На случай, если Надя не увидела кивок в просвет между мониторами.
Отдавая переноску, Надя суетливо извинялась:
— Я бы не стала тебя утруждать, но раз уж случилась такая оказия... Я-то не знаю, когда будущий раз доберусь. Услышала, что ты едешь, вот и подумала — хоть несколько оболтусов передам.
Переноска была закрыта, а сквозь окошко ничего толком не разглядишь — как будто что-то иногда пролетает, жёлтое, как цыплёнок, и невесомое. В руках переноска казалась совершенно пустой.
Микрик домчался до автовокзала за рекордный срок — неплохо, конечно, но от лихой езды успело слегка укачать. Я вышла, размяла конечности, покрутила головой. Написала тёте сообщение: «Вышла из маршрутки, скоро буду у дома». Поставила переноску на лавочку и с беспокойством посмотрела в окошко — живы ли невесомые обитатели? Видно их не было.

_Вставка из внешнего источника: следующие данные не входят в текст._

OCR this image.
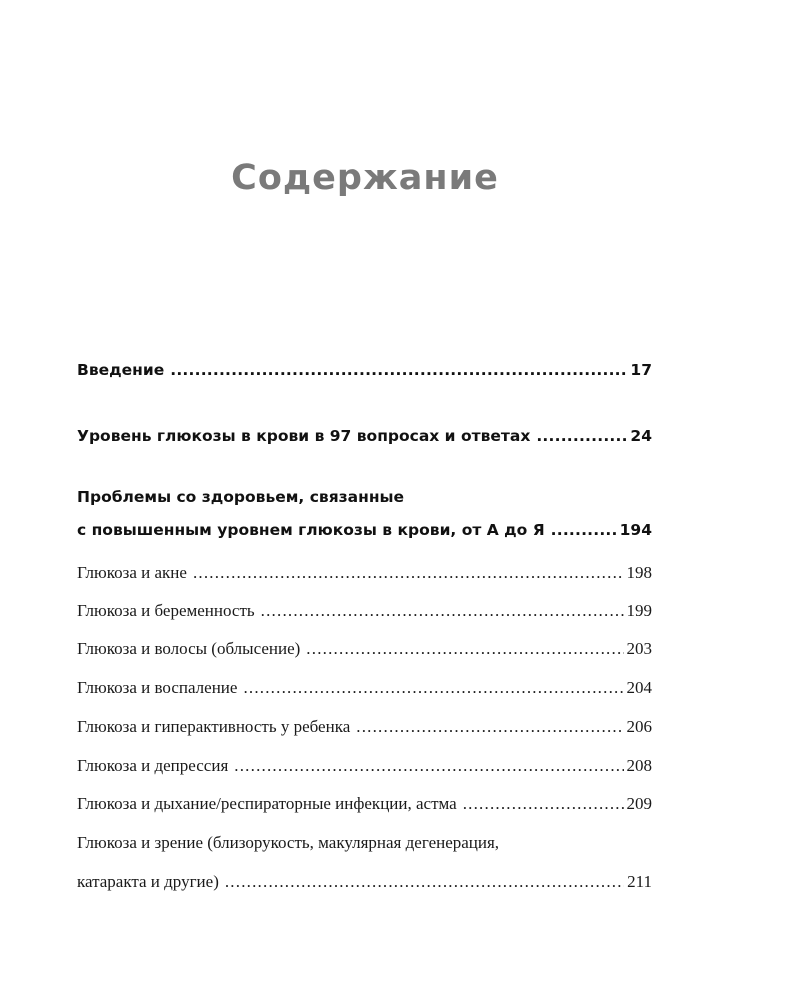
Содержание
Введение .....	17
Уровень глюкозы в крови в 97 вопросах и ответах .....	24
Проблемы со здоровьем, связанные
с повышенным уровнем глюкозы в крови, от А до Я .....	194
Глюкоза и акне .....	198
Глюкоза и беременность .....	199
Глюкоза и волосы (облысение) .....	203
Глюкоза и воспаление .....	204
Глюкоза и гиперактивность у ребенка .....	206
Глюкоза и депрессия .....	208
Глюкоза и дыхание/респираторные инфекции, астма .....	209
Глюкоза и зрение (близорукость, макулярная дегенерация,
катаракта и другие) .....	211
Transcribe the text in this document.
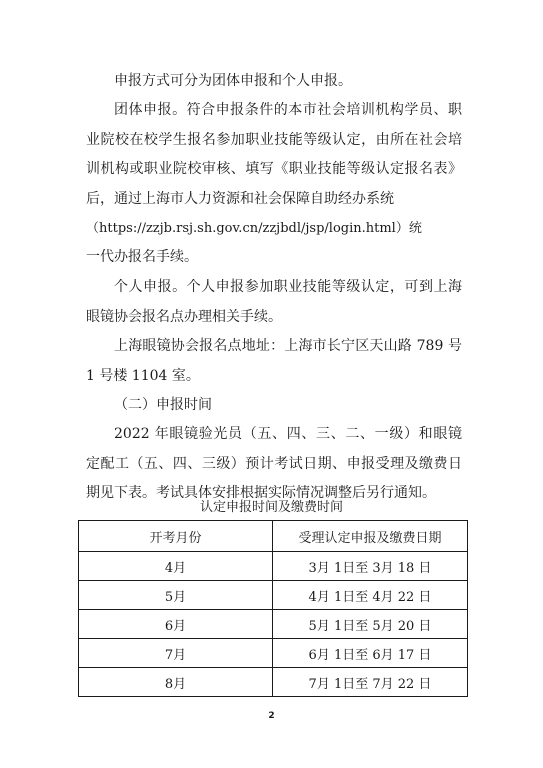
申报方式可分为团体申报和个人申报。

团体申报。符合申报条件的本市社会培训机构学员、职业院校在校学生报名参加职业技能等级认定，由所在社会培训机构或职业院校审核、填写《职业技能等级认定报名表》后，通过上海市人力资源和社会保障自助经办系统

（https://zzjb.rsj.sh.gov.cn/zzjbdl/jsp/login.html）统

一代办报名手续。

个人申报。个人申报参加职业技能等级认定，可到上海眼镜协会报名点办理相关手续。

上海眼镜协会报名点地址：上海市长宁区天山路 789 号 1 号楼 1104 室。

（二）申报时间

2022 年眼镜验光员（五、四、三、二、一级）和眼镜定配工（五、四、三级）预计考试日期、申报受理及缴费日期见下表。考试具体安排根据实际情况调整后另行通知。

认定申报时间及缴费时间
开考月份	受理认定申报及缴费日期
4月	3月 1日至 3月 18 日
5月	4月 1日至 4月 22 日
6月	5月 1日至 5月 20 日
7月	6月 1日至 6月 17 日
8月	7月 1日至 7月 22 日
2
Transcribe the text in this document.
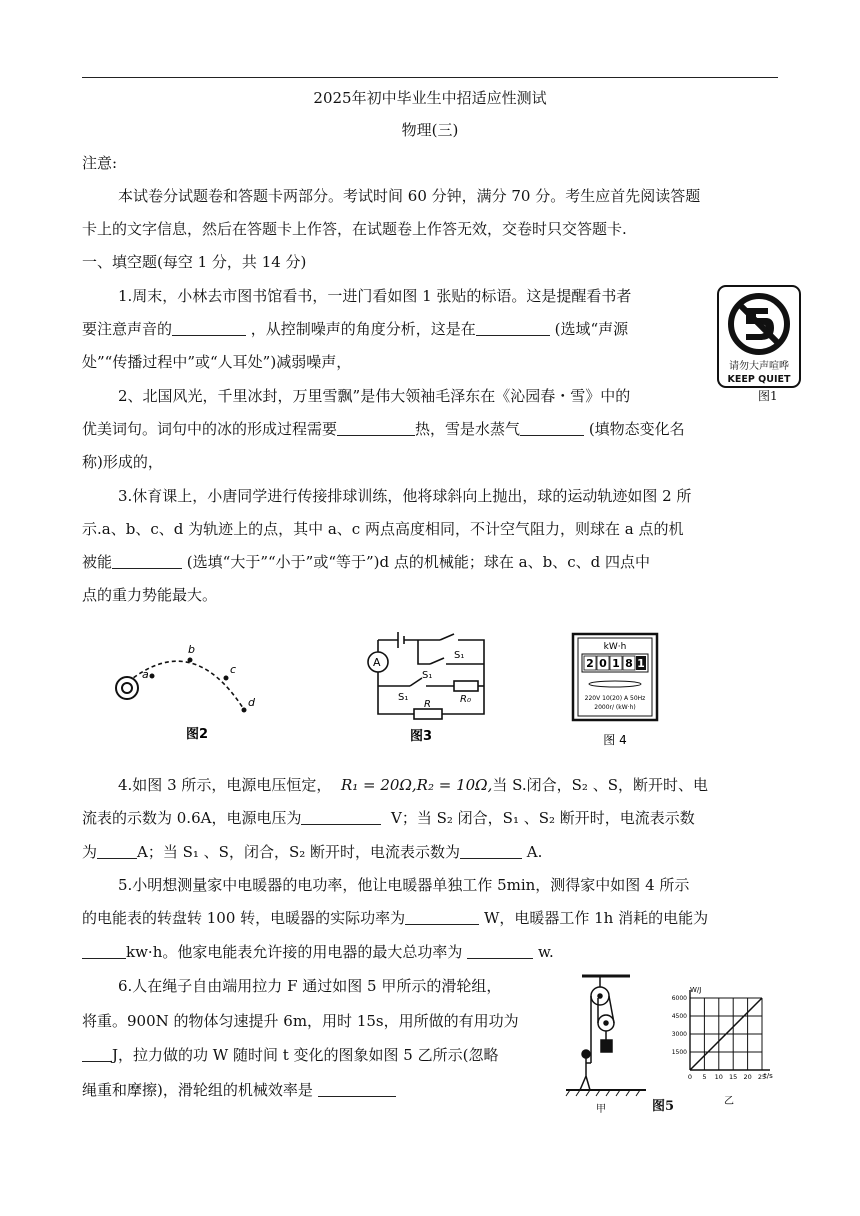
2025年初中毕业生中招适应性测试
物理(三)
注意:
本试卷分试题卷和答题卡两部分。考试时间 60 分钟，满分 70 分。考生应首先阅读答题
卡上的文字信息，然后在答题卡上作答，在试题卷上作答无效，交卷时只交答题卡.
一、填空题(每空 1 分，共 14 分)
1.周末，小林去市图书馆看书，一进门看如图 1 张贴的标语。这是提醒看书者
要注意声音的	，从控制噪声的角度分析，这是在	(选域“声源
处”“传播过程中”或“人耳处”)减弱噪声，	请勿大声喧哗
KEEP QUIET
图1
2、北国风光，千里冰封，万里雪飘”是伟大领袖毛泽东在《沁园春・雪》中的
优美词句。词句中的冰的形成过程需要	热，雪是水蒸气	(填物态变化名
称)形成的，
3.休育课上，小唐同学进行传接排球训练，他将球斜向上抛出，球的运动轨迹如图 2 所
示.a、b、c、d 为轨迹上的点，其中 a、c 两点高度相同，不计空气阻力，则球在 a 点的机
被能	(选填“大于”“小于”或“等于”)d 点的机械能；球在 a、b、c、d 四点中
点的重力势能最大。
a
b
c
d
图2
A
S₁
S₁
S₁	R₀
R
图3
kW·h
2 0 1 8 1
220V 10(20) A 50Hz
2000r/ (kW·h)
图 4
4.如图 3 所示，电源电压恒定， R₁ = 20Ω,R₂ = 10Ω,当 S.闭合，S₂ 、S，断开时、电
流表的示数为 0.6A，电源电压为	V；当 S₂ 闭合，S₁ 、S₂ 断开时，电流表示数
为	A；当 S₁ 、S，闭合，S₂ 断开时，电流表示数为	A.
5.小明想测量家中电暖器的电功率，他让电暖器单独工作 5min，测得家中如图 4 所示
的电能表的转盘转 100 转，电暖器的实际功率为	W，电暖器工作 1h 消耗的电能为
kw·h。他家电能表允许接的用电器的最大总功率为	w.
6.人在绳子自由端用拉力 F 通过如图 5 甲所示的滑轮组，
将重。900N 的物体匀速提升 6m，用时 15s，用所做的有用功为
J，拉力做的功 W 随时间 t 变化的图象如图 5 乙所示(忽略
绳重和摩擦)，滑轮组的机械效率是
甲	图5
W/J
t/s
乙
0 5 10 15 20 25
6000
4500
3000
1500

Пришлось окошко приоткрывать. От Нади никаких указаний на этот счёт не прозвучало, так что действовала на свой страх и риск.
Как только я чуть-чуть расстегнула молнию, из внутренностей переноски выпорхнуло что-то. Комочек света, жёлтый и стремительный. Я второпях застегнула окошко, боясь, что за ним последуют и другие, но те, кажется, были более смирными.
— Кабздец, — покачала я головой.
Кабздец! Хорошо, что на остановке никого не было. Кажется, последний раз я это слово говорила классе в седьмом — и то не само по себе, а убеждая математичку Ларису Кондратьевну, что выругалась я именно им, а не чем-нибудь похуже.
Как я ни старалась отыскать пропажу, никаких следов беглеца вокруг не обнаруживалось. Только в левом ухе что-то звенело — но это, наверное, после дороги.
Дом я проверила второпях — прошлась, убедилась, что он вроде как цел и ничего не протекает. Может быть, я потратила бы больше времени на осмотр, сфотографировала в деталях, а не только общим обзором... Но, когда я запнулась о порог между коридором и кухней, снова вырвалось: «Кабздец».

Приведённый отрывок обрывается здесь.